Le Président François Hollande s’était engagé à faire une grande réforme fiscale et le Premier ministre Jean-Marc Ayrault avait repris cet engagement en novembre 2013. Certains leur reprochent de ne pas l’avoir fait. Selon nous, ils ont tort. La réforme a été faite : les revenus du capital sont maintenant soumis à une taxation équivalente à celle du travail ; les cotisations sociales employeurs ont été de nouveau abaissées pour les bas salaires ; la Prime d’Activité soutient les revenus des salariés à bas salaires. On peut certes discuter des modalités de ces réformes, mais il sera difficile d’aller plus loin en termes d’aide aux bas salaires et de prélèvement sur les plus riches.

Beaucoup auraient voulu utiliser le passage au PAS pour mettre en place une nouvelle réforme fiscale. Certains auraient voulu que le PAS permette une fusion de la CSG et de l’IR (ou même des cotisations sociales) dans un impôt plus redistributif. Mais c’est oublier que le système est déjà très redistributif ; que les chômeurs et les retraités les plus modestes ne paient déjà pas de CSG ; qu’elle est plus que compensée par la PA pour les salariés à bas salaires. C’est oublier que la Sécurité sociale a besoin d’une ressource bien définie, qui ne soit pas remise en cause chaque année. C’est oublier que supprimer la CSG sur les bas salaires obligerait à l’augmenter sur le revenu des classes moyennes.

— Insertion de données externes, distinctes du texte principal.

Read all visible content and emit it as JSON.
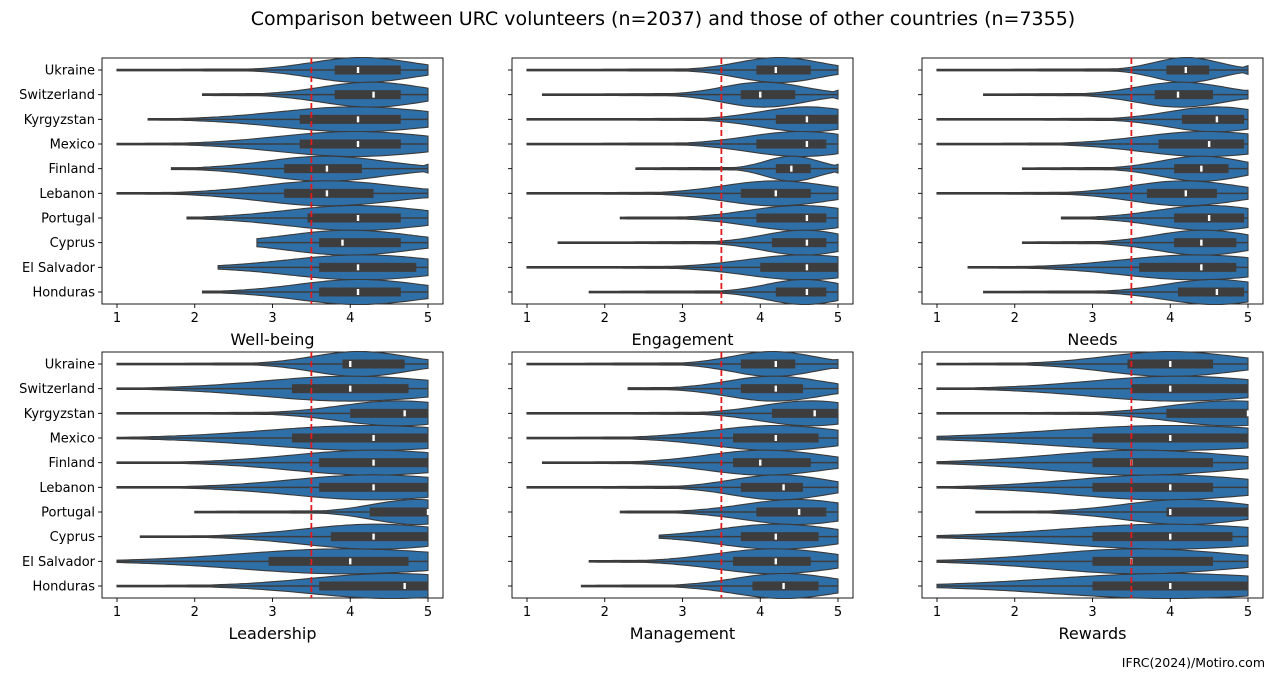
{
  "figure": {
    "title": "Comparison between URC volunteers (n=2037) and those of other countries (n=7355)",
    "source": "IFRC(2024)/Motiro.com"
  },
  "chart_data": {
    "type": "violin",
    "categories": [
      "Ukraine",
      "Switzerland",
      "Kyrgyzstan",
      "Mexico",
      "Finland",
      "Lebanon",
      "Portugal",
      "Cyprus",
      "El Salvador",
      "Honduras"
    ],
    "xlim": [
      1,
      5
    ],
    "xticks": [
      1,
      2,
      3,
      4,
      5
    ],
    "reference_line": {
      "x": 3.5,
      "color": "#e31a1c",
      "style": "dashed"
    },
    "violin_color": "#2f6fa8",
    "box_color": "#3d3d3d",
    "panels": [
      {
        "xlabel": "Well-being",
        "stats": [
          {
            "min": 1.0,
            "q1": 3.8,
            "median": 4.1,
            "q3": 4.65,
            "max": 5.0
          },
          {
            "min": 2.1,
            "q1": 3.8,
            "median": 4.3,
            "q3": 4.65,
            "max": 5.0
          },
          {
            "min": 1.4,
            "q1": 3.35,
            "median": 4.1,
            "q3": 4.65,
            "max": 5.0
          },
          {
            "min": 1.0,
            "q1": 3.35,
            "median": 4.1,
            "q3": 4.65,
            "max": 5.0
          },
          {
            "min": 1.7,
            "q1": 3.15,
            "median": 3.7,
            "q3": 4.15,
            "max": 5.0
          },
          {
            "min": 1.0,
            "q1": 3.15,
            "median": 3.7,
            "q3": 4.3,
            "max": 5.0
          },
          {
            "min": 1.9,
            "q1": 3.45,
            "median": 4.1,
            "q3": 4.65,
            "max": 5.0
          },
          {
            "min": 2.8,
            "q1": 3.6,
            "median": 3.9,
            "q3": 4.65,
            "max": 5.0
          },
          {
            "min": 2.3,
            "q1": 3.6,
            "median": 4.1,
            "q3": 4.85,
            "max": 5.0
          },
          {
            "min": 2.1,
            "q1": 3.6,
            "median": 4.1,
            "q3": 4.65,
            "max": 5.0
          }
        ]
      },
      {
        "xlabel": "Engagement",
        "stats": [
          {
            "min": 1.0,
            "q1": 3.95,
            "median": 4.2,
            "q3": 4.65,
            "max": 5.0
          },
          {
            "min": 1.2,
            "q1": 3.75,
            "median": 4.0,
            "q3": 4.45,
            "max": 5.0
          },
          {
            "min": 1.0,
            "q1": 4.2,
            "median": 4.6,
            "q3": 5.0,
            "max": 5.0
          },
          {
            "min": 1.0,
            "q1": 3.95,
            "median": 4.6,
            "q3": 4.85,
            "max": 5.0
          },
          {
            "min": 2.4,
            "q1": 4.2,
            "median": 4.4,
            "q3": 4.65,
            "max": 5.0
          },
          {
            "min": 1.0,
            "q1": 3.75,
            "median": 4.2,
            "q3": 4.65,
            "max": 5.0
          },
          {
            "min": 2.2,
            "q1": 3.95,
            "median": 4.6,
            "q3": 4.85,
            "max": 5.0
          },
          {
            "min": 1.4,
            "q1": 4.15,
            "median": 4.6,
            "q3": 4.85,
            "max": 5.0
          },
          {
            "min": 1.0,
            "q1": 4.0,
            "median": 4.6,
            "q3": 5.0,
            "max": 5.0
          },
          {
            "min": 1.8,
            "q1": 4.2,
            "median": 4.6,
            "q3": 4.85,
            "max": 5.0
          }
        ]
      },
      {
        "xlabel": "Needs",
        "stats": [
          {
            "min": 1.0,
            "q1": 3.95,
            "median": 4.2,
            "q3": 4.5,
            "max": 5.0
          },
          {
            "min": 1.6,
            "q1": 3.8,
            "median": 4.1,
            "q3": 4.55,
            "max": 5.0
          },
          {
            "min": 1.0,
            "q1": 4.15,
            "median": 4.6,
            "q3": 4.95,
            "max": 5.0
          },
          {
            "min": 1.0,
            "q1": 3.85,
            "median": 4.5,
            "q3": 4.95,
            "max": 5.0
          },
          {
            "min": 2.1,
            "q1": 4.05,
            "median": 4.4,
            "q3": 4.75,
            "max": 5.0
          },
          {
            "min": 1.0,
            "q1": 3.7,
            "median": 4.2,
            "q3": 4.6,
            "max": 5.0
          },
          {
            "min": 2.6,
            "q1": 4.05,
            "median": 4.5,
            "q3": 4.95,
            "max": 5.0
          },
          {
            "min": 2.1,
            "q1": 4.05,
            "median": 4.4,
            "q3": 4.85,
            "max": 5.0
          },
          {
            "min": 1.4,
            "q1": 3.6,
            "median": 4.4,
            "q3": 4.85,
            "max": 5.0
          },
          {
            "min": 1.6,
            "q1": 4.1,
            "median": 4.6,
            "q3": 4.95,
            "max": 5.0
          }
        ]
      },
      {
        "xlabel": "Leadership",
        "stats": [
          {
            "min": 1.0,
            "q1": 3.9,
            "median": 4.0,
            "q3": 4.7,
            "max": 5.0
          },
          {
            "min": 1.0,
            "q1": 3.25,
            "median": 4.0,
            "q3": 4.75,
            "max": 5.0
          },
          {
            "min": 1.0,
            "q1": 4.0,
            "median": 4.7,
            "q3": 5.0,
            "max": 5.0
          },
          {
            "min": 1.0,
            "q1": 3.25,
            "median": 4.3,
            "q3": 5.0,
            "max": 5.0
          },
          {
            "min": 1.0,
            "q1": 3.6,
            "median": 4.3,
            "q3": 5.0,
            "max": 5.0
          },
          {
            "min": 1.0,
            "q1": 3.6,
            "median": 4.3,
            "q3": 5.0,
            "max": 5.0
          },
          {
            "min": 2.0,
            "q1": 4.25,
            "median": 5.0,
            "q3": 5.0,
            "max": 5.0
          },
          {
            "min": 1.3,
            "q1": 3.75,
            "median": 4.3,
            "q3": 5.0,
            "max": 5.0
          },
          {
            "min": 1.0,
            "q1": 2.95,
            "median": 4.0,
            "q3": 4.75,
            "max": 5.0
          },
          {
            "min": 1.0,
            "q1": 3.6,
            "median": 4.7,
            "q3": 5.0,
            "max": 5.0
          }
        ]
      },
      {
        "xlabel": "Management",
        "stats": [
          {
            "min": 1.0,
            "q1": 3.75,
            "median": 4.2,
            "q3": 4.45,
            "max": 5.0
          },
          {
            "min": 2.3,
            "q1": 3.75,
            "median": 4.2,
            "q3": 4.55,
            "max": 5.0
          },
          {
            "min": 1.0,
            "q1": 4.15,
            "median": 4.7,
            "q3": 5.0,
            "max": 5.0
          },
          {
            "min": 1.0,
            "q1": 3.65,
            "median": 4.2,
            "q3": 4.75,
            "max": 5.0
          },
          {
            "min": 1.2,
            "q1": 3.65,
            "median": 4.0,
            "q3": 4.65,
            "max": 5.0
          },
          {
            "min": 1.0,
            "q1": 3.75,
            "median": 4.3,
            "q3": 4.55,
            "max": 5.0
          },
          {
            "min": 2.2,
            "q1": 3.95,
            "median": 4.5,
            "q3": 4.85,
            "max": 5.0
          },
          {
            "min": 2.7,
            "q1": 3.75,
            "median": 4.2,
            "q3": 4.75,
            "max": 5.0
          },
          {
            "min": 1.8,
            "q1": 3.65,
            "median": 4.2,
            "q3": 4.65,
            "max": 5.0
          },
          {
            "min": 1.7,
            "q1": 3.9,
            "median": 4.3,
            "q3": 4.75,
            "max": 5.0
          }
        ]
      },
      {
        "xlabel": "Rewards",
        "stats": [
          {
            "min": 1.0,
            "q1": 3.45,
            "median": 4.0,
            "q3": 4.55,
            "max": 5.0
          },
          {
            "min": 1.0,
            "q1": 3.5,
            "median": 4.0,
            "q3": 5.0,
            "max": 5.0
          },
          {
            "min": 1.0,
            "q1": 3.95,
            "median": 5.0,
            "q3": 5.0,
            "max": 5.0
          },
          {
            "min": 1.0,
            "q1": 3.0,
            "median": 4.0,
            "q3": 5.0,
            "max": 5.0
          },
          {
            "min": 1.0,
            "q1": 3.0,
            "median": 3.5,
            "q3": 4.55,
            "max": 5.0
          },
          {
            "min": 1.0,
            "q1": 3.0,
            "median": 4.0,
            "q3": 4.55,
            "max": 5.0
          },
          {
            "min": 1.5,
            "q1": 3.95,
            "median": 4.0,
            "q3": 5.0,
            "max": 5.0
          },
          {
            "min": 1.0,
            "q1": 3.0,
            "median": 4.0,
            "q3": 4.8,
            "max": 5.0
          },
          {
            "min": 1.0,
            "q1": 3.0,
            "median": 3.5,
            "q3": 4.55,
            "max": 5.0
          },
          {
            "min": 1.0,
            "q1": 3.0,
            "median": 4.0,
            "q3": 5.0,
            "max": 5.0
          }
        ]
      }
    ]
  }
}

Pour les libéraux, la nécessité de passer au PAS est un argument supplémentaire pour simplifier la fiscalité française en passant à un impôt individuel (et non plus familial ; il faudrait ne plus faire la somme des revenus du travail et des revenus du capital mais imposer ces derniers à un taux uniforme libératoire ; il faudrait supprimer les dépenses fiscales et donc réduire le rôle incitatif de l’impôt). Certes, après une telle réforme, le passage au PAS serait beaucoup plus simple. En contrepartie, la fiscalité française serait moins redistributive ; les bénéficiaires d’importants revenus financiers paieraient moins d’impôts ; les familles des classes moyennes en paieraient davantage.

La réforme est surtout portée par Bercy qui voudrait simplifier la collecte de l’impôt, ne plus avoir à gérer les déclarations de 35 millions (et les paiements de 18 millions) de contribuables, s’adresser uniquement  aux entreprises et aux banques pour recevoir l’impôt. Mais, sauf réforme radicale de l’impôt, les ménages devront toujours compléter une déclaration récapitulative au début de l’année suivante[2], de sorte que les gains administratifs seront limités.

Le gouvernement a sagement décidé que le PAS ne s’accompagnerait d’aucune modification de l’IR. L’intérêt de la réforme est donc quasiment nul du point de vue purement économique. Les propriétés redistributives ou incitatives de l’impôt ne sont pas modifiées. Mais un impôt aussi compliqué que l’impôt français, qui porte sur les revenus de l’ensemble du ménage, qui est progressif (sur une base annuelle), qui fait la somme des revenus du travail et du capital, peut-il être prélevé simplement à la source ?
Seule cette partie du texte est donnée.